On voit les gens entrer à AIDES par différentes portes. Parfois, c’est celle du CAARUD [Centre d’Accueil et d’Accompagnement à la Réduction des Risques auprès des Usagers de Drogues, ndlr], et on se dit forcément alors qu’ils viennent récupérer du matériel d’injection stérile ou pour parler de leur consommation de drogues ou de médicaments, comme les traitements de substitution aux opiacés -héroïne- par exemple. Spontanément, on pose une étiquette sur les gens… Ils sont d’abord "drogués" avant d’être des gens, avant d’Etre ! Maintenant, faisons entrer un homme dont le look n’a absolument rien à voir avec celui des "punks à chiens", ni des "gars de la rue", immédiatement, on pensera qu’il vient discuter avec nous de ses pratiques sexuelles voire récupérer des préservatifs et du gel ! Le plus souvent, on n’imaginera pas un instant qu’il vient peut-être chercher de l’info sur les risques liés aux drogues, ou parler des effets ressentis par ses consommations de produits. De la même manière, lui aussi se verra coller une étiquette. Lui aussi sera ramené à ses pratiques sexuelles avant d’être une personne, avant d’Etre !

Quel signe y vois-tu ?
Personnellement, c’est que l’on catégorise trop souvent les gens et qu’on les met trop vite dans des cases. Il nous faut dépasser nos propres représentations et penser en transversalité. C’est-à-dire penser la personne comme un tout et ne pas la résumer à une identité, souvent plaquée par nous-même. On peut être consommateur de produits et avoir une sexualité avec des hommes et des femmes, avoir de multiples partenaires, vivre en couple, etc. Il est primordial de pouvoir aborder ces sujets avec la personne que l’on accompagne, le but étant de l’aider à réduire tous les risques qui peuvent exister. Une personne est un ensemble de plusieurs choses, et elle ne se résume pas à un seul type de mode de vie. Je me demande également dans quelle mesure on ne contribue pas à ce que les personnes qui viennent à AIDES se catégorisent elles-mêmes… Si je suis gay et que je consomme du poppers, vers quel accueil vais-je d’avance me tourner ?

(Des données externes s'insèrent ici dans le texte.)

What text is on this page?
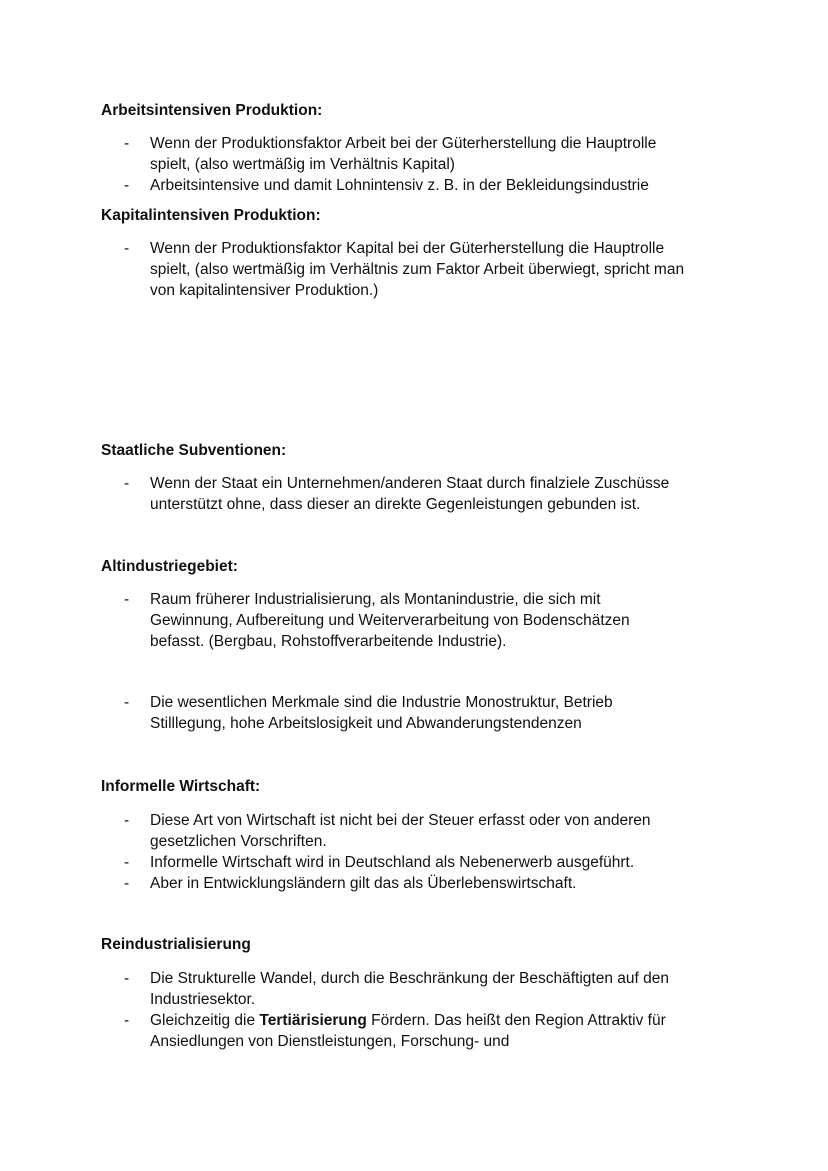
Arbeitsintensiven Produktion:
- Wenn der Produktionsfaktor Arbeit bei der Güterherstellung die Hauptrolle
spielt, (also wertmäßig im Verhältnis Kapital)
- Arbeitsintensive und damit Lohnintensiv z. B. in der Bekleidungsindustrie
Kapitalintensiven Produktion:
- Wenn der Produktionsfaktor Kapital bei der Güterherstellung die Hauptrolle
spielt, (also wertmäßig im Verhältnis zum Faktor Arbeit überwiegt, spricht man
von kapitalintensiver Produktion.)
Staatliche Subventionen:
- Wenn der Staat ein Unternehmen/anderen Staat durch finalziele Zuschüsse
unterstützt ohne, dass dieser an direkte Gegenleistungen gebunden ist.
Altindustriegebiet:
- Raum früherer Industrialisierung, als Montanindustrie, die sich mit
Gewinnung, Aufbereitung und Weiterverarbeitung von Bodenschätzen
befasst. (Bergbau, Rohstoffverarbeitende Industrie).
- Die wesentlichen Merkmale sind die Industrie Monostruktur, Betrieb
Stilllegung, hohe Arbeitslosigkeit und Abwanderungstendenzen
Informelle Wirtschaft:
- Diese Art von Wirtschaft ist nicht bei der Steuer erfasst oder von anderen
gesetzlichen Vorschriften.
- Informelle Wirtschaft wird in Deutschland als Nebenerwerb ausgeführt.
- Aber in Entwicklungsländern gilt das als Überlebenswirtschaft.
Reindustrialisierung
- Die Strukturelle Wandel, durch die Beschränkung der Beschäftigten auf den
Industriesektor.
- Gleichzeitig die Tertiärisierung Fördern. Das heißt den Region Attraktiv für
Ansiedlungen von Dienstleistungen, Forschung- und
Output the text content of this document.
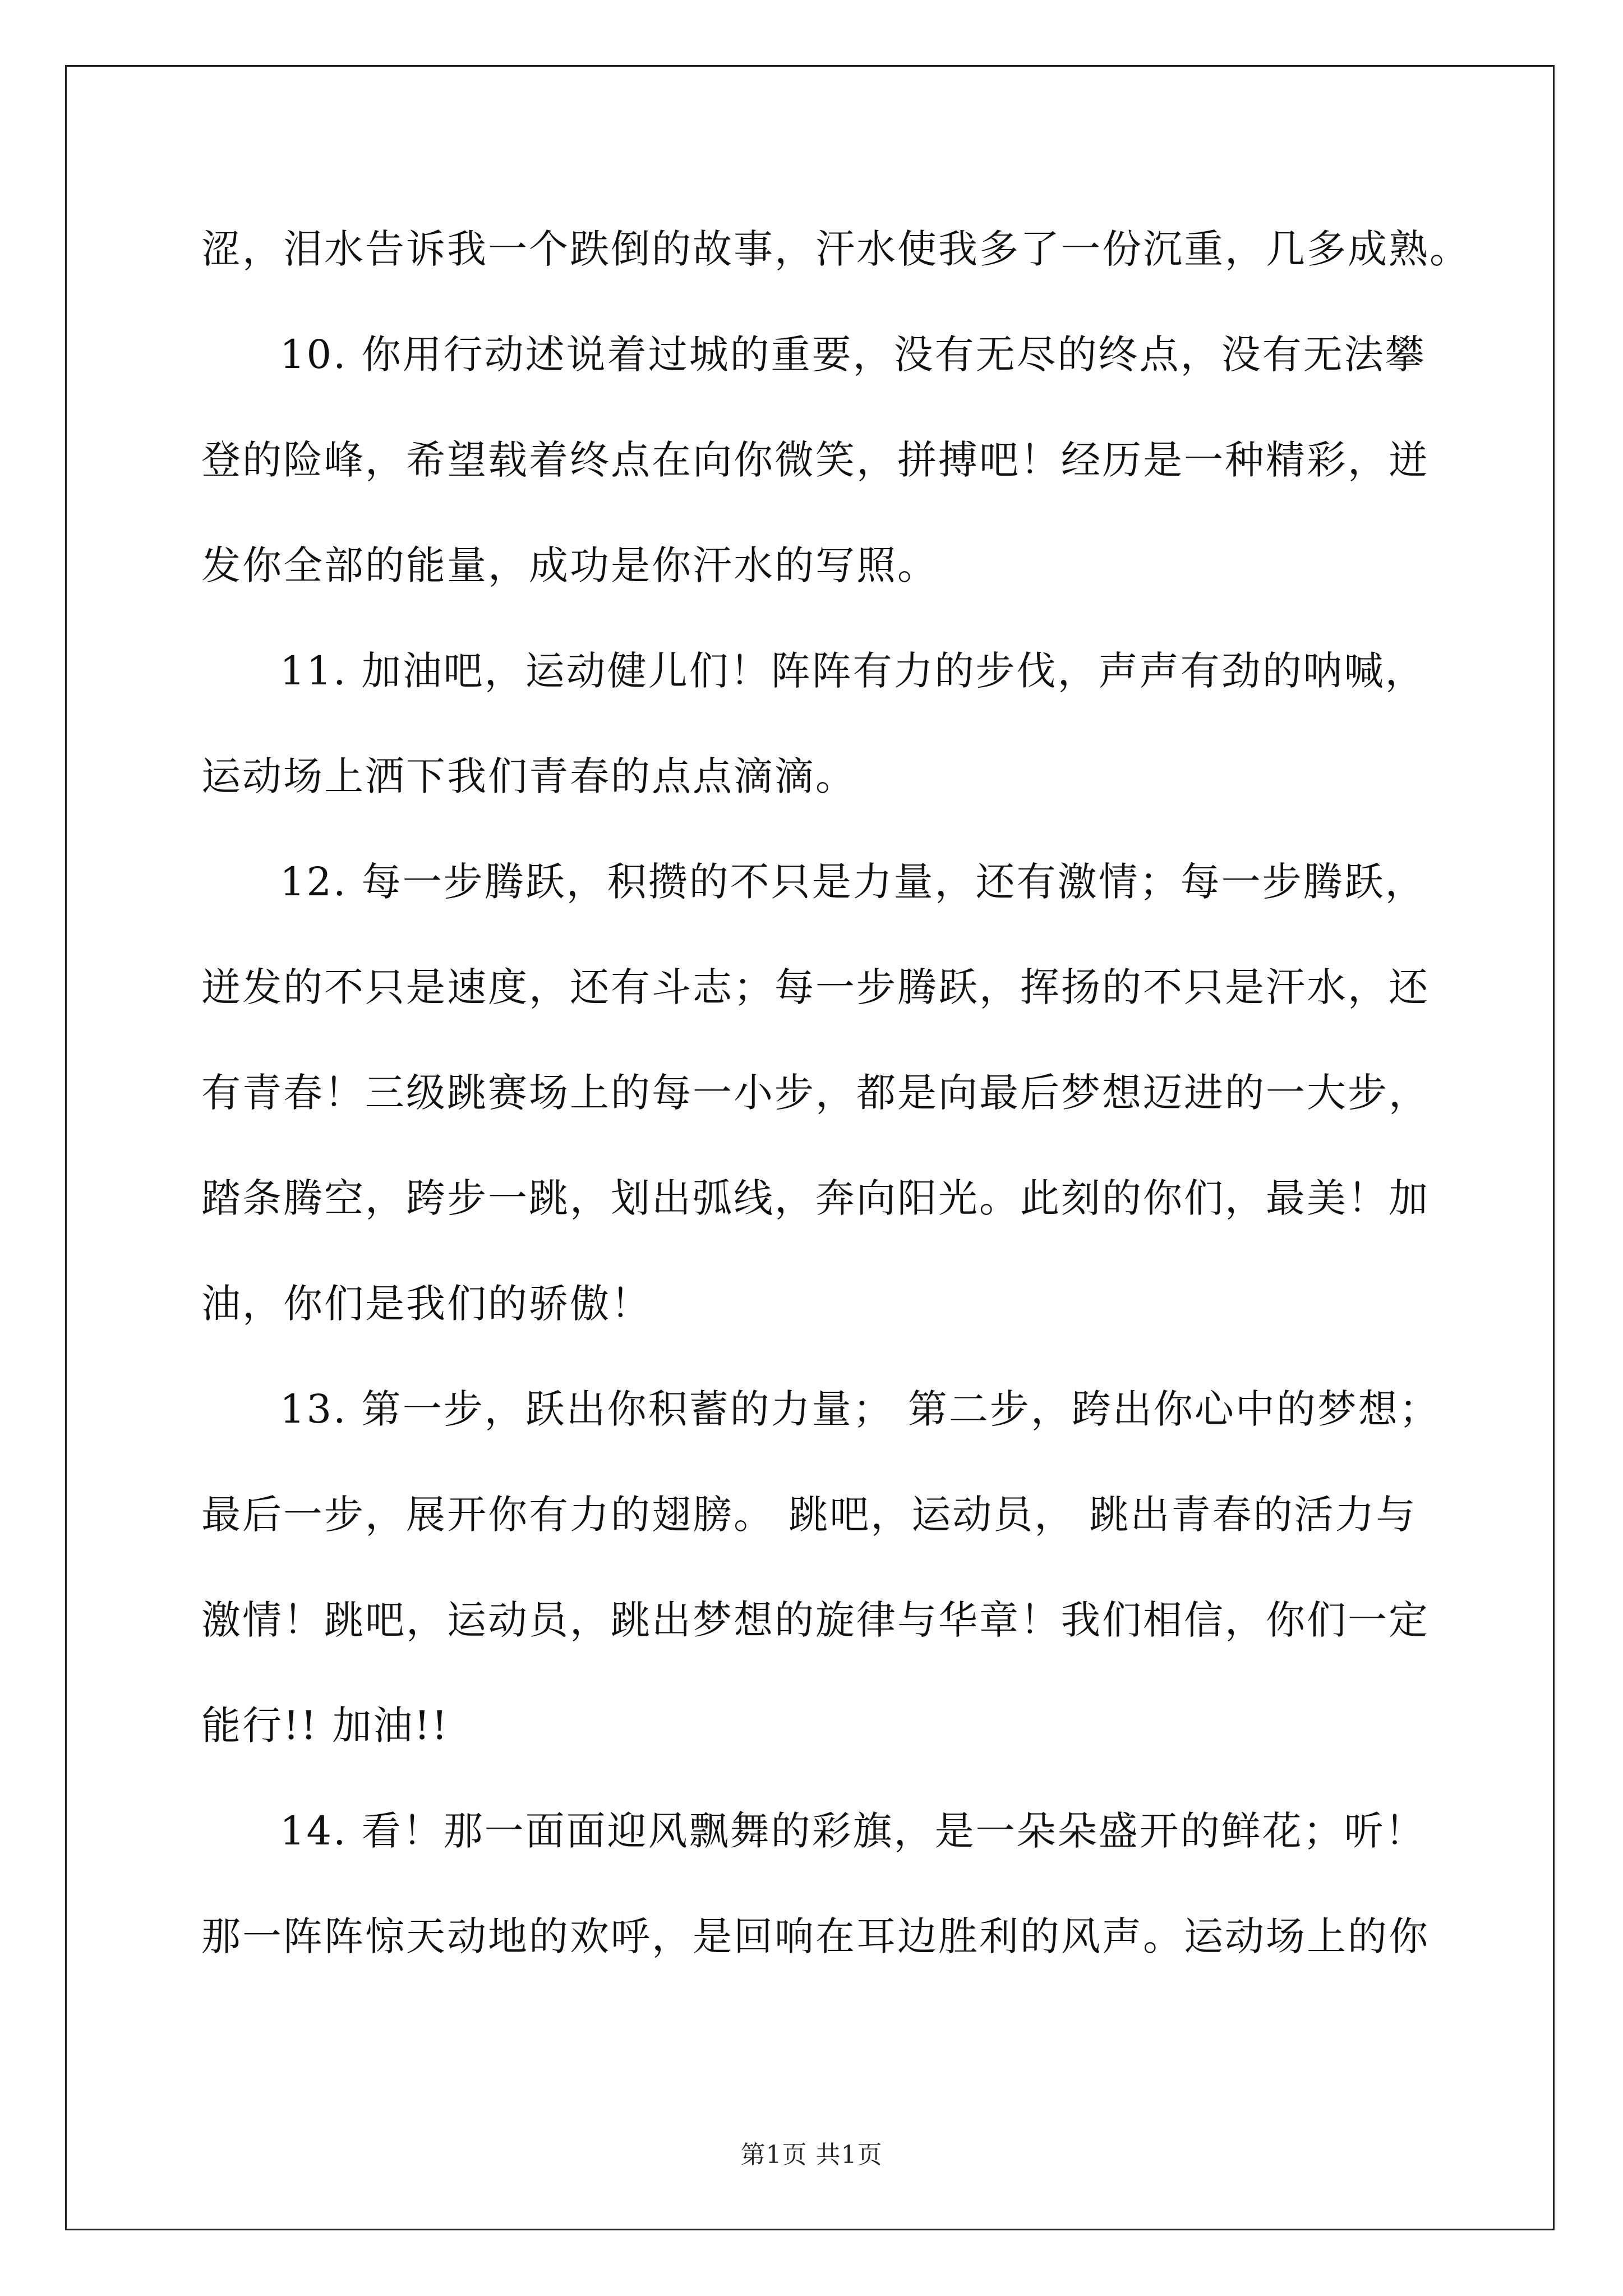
涩，泪水告诉我一个跌倒的故事，汗水使我多了一份沉重，几多成熟。
10. 你用行动述说着过城的重要，没有无尽的终点，没有无法攀
登的险峰，希望载着终点在向你微笑，拼搏吧！经历是一种精彩，迸
发你全部的能量，成功是你汗水的写照。
11. 加油吧，运动健儿们！阵阵有力的步伐，声声有劲的呐喊，
运动场上洒下我们青春的点点滴滴。
12. 每一步腾跃，积攒的不只是力量，还有激情；每一步腾跃，
迸发的不只是速度，还有斗志；每一步腾跃，挥扬的不只是汗水，还
有青春！三级跳赛场上的每一小步，都是向最后梦想迈进的一大步，
踏条腾空，跨步一跳，划出弧线，奔向阳光。此刻的你们，最美！加
油，你们是我们的骄傲！
13. 第一步，跃出你积蓄的力量； 第二步，跨出你心中的梦想；
最后一步，展开你有力的翅膀。 跳吧，运动员， 跳出青春的活力与
激情！跳吧，运动员，跳出梦想的旋律与华章！我们相信，你们一定
能行!! 加油!!
14. 看！那一面面迎风飘舞的彩旗，是一朵朵盛开的鲜花；听！
那一阵阵惊天动地的欢呼，是回响在耳边胜利的风声。运动场上的你
第1页 共1页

Dans le CAARUD d'Avignon que tu connais bien, un temps a été proposé aux personnes pour parler de sexualité. Est-ce une initiative fréquente des CAARUD et les personnes parlent-elles facilement de sexualité ?
Nos acteurs, qui sont des militants de la lutte contre le VIH/sida avant tout, ont, très souvent, l’idée et l’envie de proposer des espaces de paroles qui permettent aux personnes d’avoir une parole spécifique autour de la sexualité. Parce que réduire les risques liés à la consommation de produits, c’est aussi rappeler qu’il ne faut pas oublier de mettre une capote après une soirée bien arrosée ou lorsque l’on a pris de la cocaïne par exemple.  Alcool et cocaïne sont tous deux des produits psycho actifs. Par ailleurs, ce n’est pas parce que l’on fréquente un CAARUD que l’on échappe à la loi universelle de l’excitation et de "l’envie très pressante" de faire l’amour, qui va faire que, cette fois-ci, on ne va pas mettre de préservatif. Ce que l’on observe, et ceci est valable également dans les CAARUD qui ne sont pas animés par AIDES, c’est que parler de pratiques sexuelles en toute simplicité avec les autres n’est pas chose aisée. Les personnes consommatrices de produits ne sont pas différentes des autres, elles ne parlent pas de sexe aussi facilement que ça. Pour certaines d’entre elles, elles font une différence : c’est le CAARUD qu’elles fréquentent, et pas l’association AIDES, même lorsque c’est l’association qui le gère. C’est à nous de rappeler que c’est la porte d’une association de lutte contre le sida et les hépatites qu’elles ont aussi ouverte en arrivant chez nous… dans un CAARUD. Pour favoriser l’émergence d’une parole sur la sexualité, c’est à nous de créer des espaces intimistes et sécurisants. Enfin, comme pour les autres personnes, entendre son mec ou sa nana s’extasier autour des plaisirs sexuels devant tout le monde peut être très dérangeant, alors on doit, sans hésitation, dire souvent dans nos accueils que AIDES c’est aussi ça, un endroit où parler sexe et prises de risques… Eh bien, c’est naturel !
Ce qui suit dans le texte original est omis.